Sunny June Morning Manifesto


It's a sunny morning and I have a day of admin ahead including the joys of tax returns. So, instead, here is an off the cuff, undigested and unrefined list of ten things that would make the sun shine more frequently for me. Yes, it’s political (it could hardly be anything else) but these are frustrations with the current state of the public policy debate across the piece:
1. Fair, living wages: a low wage economy treats working people as units of production not humans and has immense impacts on our economy and our society; not least it cost shunts from employers to taxpayers through benefits and tax credits
2. Fair rents: high rents subsidised by the benefit system is yet more cost shunting onto the public purse and leads to misery for many
3. On social issues, morality after the fact is at best unhelpful and in some cases positively disastrous.
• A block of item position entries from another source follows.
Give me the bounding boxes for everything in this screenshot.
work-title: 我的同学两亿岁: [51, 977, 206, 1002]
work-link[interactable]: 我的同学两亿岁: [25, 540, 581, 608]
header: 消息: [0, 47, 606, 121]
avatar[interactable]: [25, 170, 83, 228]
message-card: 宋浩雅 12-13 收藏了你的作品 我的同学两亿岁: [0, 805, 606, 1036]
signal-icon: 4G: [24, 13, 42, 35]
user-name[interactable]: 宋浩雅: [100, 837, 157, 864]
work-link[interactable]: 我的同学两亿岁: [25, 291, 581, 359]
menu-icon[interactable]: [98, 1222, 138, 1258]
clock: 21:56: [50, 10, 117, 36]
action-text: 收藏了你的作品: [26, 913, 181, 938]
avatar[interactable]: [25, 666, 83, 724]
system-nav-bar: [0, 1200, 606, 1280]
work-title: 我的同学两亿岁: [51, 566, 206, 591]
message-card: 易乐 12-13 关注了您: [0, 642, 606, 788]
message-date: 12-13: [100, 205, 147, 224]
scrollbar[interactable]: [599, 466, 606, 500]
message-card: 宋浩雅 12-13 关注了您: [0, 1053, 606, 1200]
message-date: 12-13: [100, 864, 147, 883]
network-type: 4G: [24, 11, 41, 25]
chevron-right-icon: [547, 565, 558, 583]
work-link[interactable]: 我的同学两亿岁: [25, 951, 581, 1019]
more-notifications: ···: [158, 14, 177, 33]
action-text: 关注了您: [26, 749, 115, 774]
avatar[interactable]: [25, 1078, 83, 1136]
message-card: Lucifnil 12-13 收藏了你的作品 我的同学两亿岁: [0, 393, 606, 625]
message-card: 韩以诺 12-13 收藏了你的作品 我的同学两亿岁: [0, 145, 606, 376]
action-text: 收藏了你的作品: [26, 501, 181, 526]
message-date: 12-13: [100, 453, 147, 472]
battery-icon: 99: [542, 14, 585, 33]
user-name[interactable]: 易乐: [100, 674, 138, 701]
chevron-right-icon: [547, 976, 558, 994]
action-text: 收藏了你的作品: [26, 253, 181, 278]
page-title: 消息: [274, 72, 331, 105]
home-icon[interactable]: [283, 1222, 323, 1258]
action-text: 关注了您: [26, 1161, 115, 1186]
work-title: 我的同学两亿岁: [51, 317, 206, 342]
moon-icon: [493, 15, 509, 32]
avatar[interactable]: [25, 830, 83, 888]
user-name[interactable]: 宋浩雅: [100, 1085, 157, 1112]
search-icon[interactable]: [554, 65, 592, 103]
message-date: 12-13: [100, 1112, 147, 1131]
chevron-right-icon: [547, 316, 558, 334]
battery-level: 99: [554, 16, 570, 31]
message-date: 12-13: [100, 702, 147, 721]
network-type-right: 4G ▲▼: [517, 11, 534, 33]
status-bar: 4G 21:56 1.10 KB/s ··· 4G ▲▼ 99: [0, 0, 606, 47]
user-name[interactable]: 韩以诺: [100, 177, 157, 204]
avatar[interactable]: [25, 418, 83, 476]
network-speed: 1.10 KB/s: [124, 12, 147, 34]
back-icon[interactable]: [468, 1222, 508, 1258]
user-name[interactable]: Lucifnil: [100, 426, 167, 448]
Everyone makes duff choices in their lives; some of us are in the fortunate position to be able to pick up the pieces ourselves. We should not be damning people who are not in that position and compounding their problems - whether through withdrawal of benefits or services
4. On economics, in contrast, morality needs to play a bigger part. In particular, paying taxes is an entry pass to being a member of society: thin lines between evasion and avoidance should cut no mustard
5. Collective insurance is almost always a better bet in terms of efficiency than individual arrangements: from the licence fee in broadcasting to tax and national insurance for health and social care
6. Choice should be about much more fine grained issues of how things are done not about who does them. Obsessive discussion about choice of provider has occupied us far too much for far too long
7. Dodgy financial arrangements are generally just that: dodgy. PFI has now been shown to be what most of us always thought: a very expensive way of paying for things with complete capture by the provider but precious little by way of real transfer of risk. Don't repeat the same kind of problems with some of the new wheezes being dreamed up and in particular recognise that payment by results means lots of different things to different people. It is no more a panacea than PFI
8. Innovation is frequently not innovative. That doesn't matter particularly but the clamour for bright shiny and new can be distracting: for the most part we have been there in some form before and frankly that's fine
9. Co-production has a major role but it should not be oversold. People, residents, users (whatever name we use) do have a genuine interest in being involved with some design and with some delivery but imagining that this translates into a whole new way of business across swathes of services is fanciful
10. Anti-politics must be fought. Politicians in modern democracies have a dreadfully hard job but a vital one. Whether it is businesses who prefer to avoid the messy stuff of deliberation in favour of nice clean 'deals' or that 'plague on all their houses' feeling we need elected and accountable political leaders and decision makers. In the current climate, politicians need to matter more in stark contrast to big finance and big business. But they also need to do the very hard job of saying things to us that we don't want to hear:  such as 'the local district hospital really does need to close if we are really going to be able to shift money to more effective primary care'.

The sun has now gone behind a cloud. So I’ll stop.